杜宪荣趁夜来到了厂子外,窝在驾驶室内,到天亮还有三个小时左右,等送面粉的车开出大门,他就拦住它,说服司机让他一同前往。三个小时格外漫长,微风虫鸣将他体内的山蛩唤了出来,似乎都在为最后一战做准备,但来自山蛩的无数杂音扰乱着他不得享受最后的安静。他想着黄老板对他过往的私下打探,想着自己送来的麦子是否真的安全,想着自己能否成功混入研究所,想着透过天边的星星可否看到熟睡的梁秋实。黑夜一点点变淡,他每注意到一次,它就换一个色度,他好长时间没有接连关注这么多色彩,直到不再变换的浅蓝下驶出了一辆装着面粉袋子的篷车。杜宪荣加速拦下了那辆车,向司机说明了来意。司机是个中年男人,长时间没有剃过胡子,眼神带着些懒散和软弱,他知道杜宪荣的存在,但还是反复拒绝着这危险的请求。“报仇”,杜宪荣直白地说出了他的目的,司机皱了眉头,眼神更加软弱,似乎已经看到了报仇的结果而为它悲伤,他一定也有着自己的过往。杜宪荣直接坐进了副驾驶,摘下了面罩,司机妥协了,带他上了路。
杜宪荣庆幸司机的寡言,他实在不想进一步解释,便假装睡着。
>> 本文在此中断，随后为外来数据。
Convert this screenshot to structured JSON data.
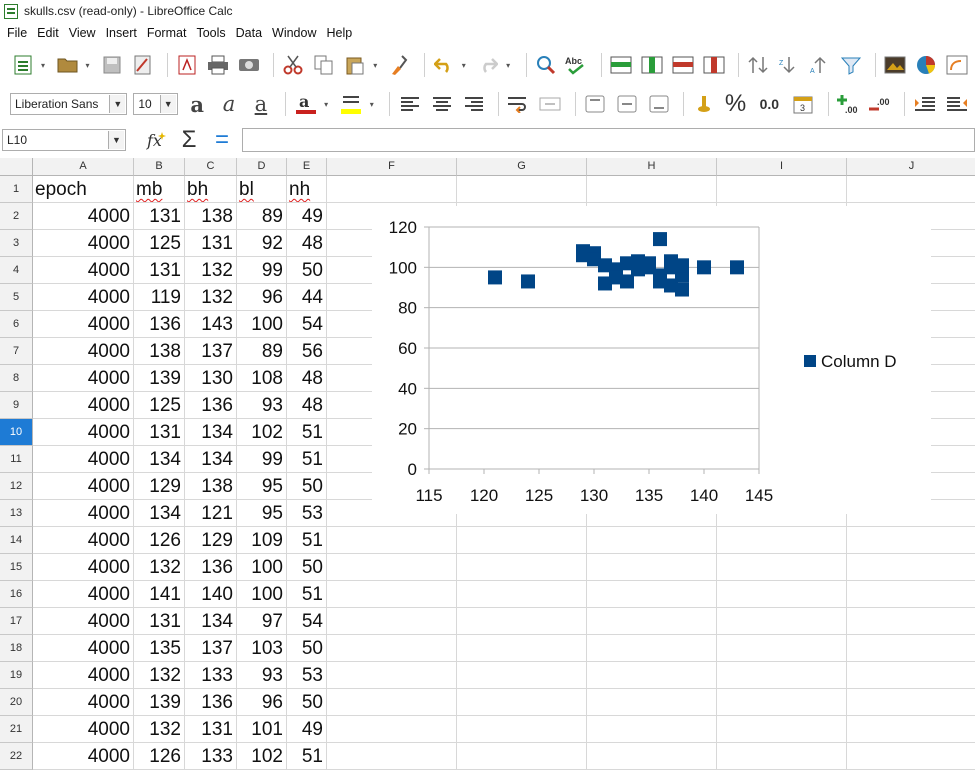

等他真的醒来时,已经身处在一间实验室中,被绑在实验台上,头顶的无影灯光刺痛着他的眼睛。他做了一个梦,梦到赤毒开始扩散,随着风,顺着水,载着土,每一个人都是离奇的样子,两支红色队伍正在打仗,他们分不清敌友,又或是他分不清他们,一条柔软的红色手臂死死地缠住他的身子。泪水冲开他紧闭的眼睛,折射的光线让他看到白色实验服在转身,松岛鹤的脸比那个梦还要令人恐惧和厌恶。他计划过好几种可能,却万万没有想到这一种。